Camera -> Detection -> Pose Estimation -> Frame Transform -> IK -> Trajectory -> Control -> Grasp -> Sort
- Forward kinematics (FK): map joint angles to end-effector pose using DH parameters.
- Inverse kinematics (IK): recover joint angles from a desired pose, often with multiple solutions.
- Trajectory planning: generate smooth joint or task-space paths with bounded velocity and acceleration.
- Jacobian control: relate joint velocities to end-effector velocities and solve with pseudo-inverses.
- Camera calibration: estimate the rigid transform between camera and robot frames.
- Visual servoing: close the loop by driving robot motion from live vision feedback.

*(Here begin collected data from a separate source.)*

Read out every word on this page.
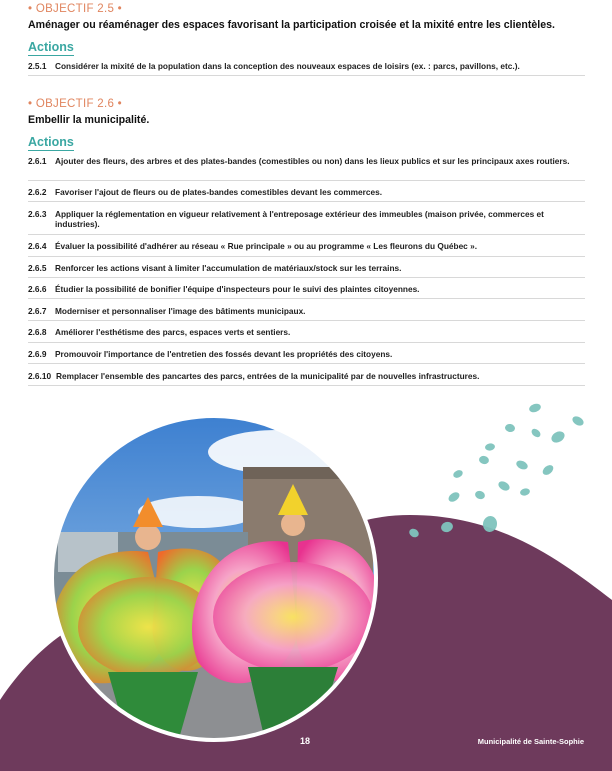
• OBJECTIF 2.5 •
Aménager ou réaménager des espaces favorisant la participation croisée et la mixité entre les clientèles.
Actions
2.5.1	Considérer la mixité de la population dans la conception des nouveaux espaces de loisirs (ex. : parcs, pavillons, etc.).
• OBJECTIF 2.6 •
Embellir la municipalité.
Actions
2.6.1	Ajouter des fleurs, des arbres et des plates-bandes (comestibles ou non) dans les lieux publics et sur les principaux axes routiers.
2.6.2	Favoriser l'ajout de fleurs ou de plates-bandes comestibles devant les commerces.
2.6.3	Appliquer la réglementation en vigueur relativement à l'entreposage extérieur des immeubles (maison privée, commerces et industries).
2.6.4	Évaluer la possibilité d'adhérer au réseau « Rue principale » ou au programme « Les fleurons du Québec ».
2.6.5	Renforcer les actions visant à limiter l'accumulation de matériaux/stock sur les terrains.
2.6.6	Étudier la possibilité de bonifier l'équipe d'inspecteurs pour le suivi des plaintes citoyennes.
2.6.7	Moderniser et personnaliser l'image des bâtiments municipaux.
2.6.8	Améliorer l'esthétisme des parcs, espaces verts et sentiers.
2.6.9	Promouvoir l'importance de l'entretien des fossés devant les propriétés des citoyens.
2.6.10 Remplacer l'ensemble des pancartes des parcs, entrées de la municipalité par de nouvelles infrastructures.
18	Municipalité de Sainte-Sophie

This project uses multiple coordinate frames: robot base, end-effector, camera, and AprilTag. The calibration step computes a camera-to-robot transform, which is then used to map detections into the robot base frame. In code, these transforms are handled as 4x4 homogeneous matrices and applied to points and poses throughout the pipeline.
- OpenManipulator-X with Dynamixel XM430 series actuators.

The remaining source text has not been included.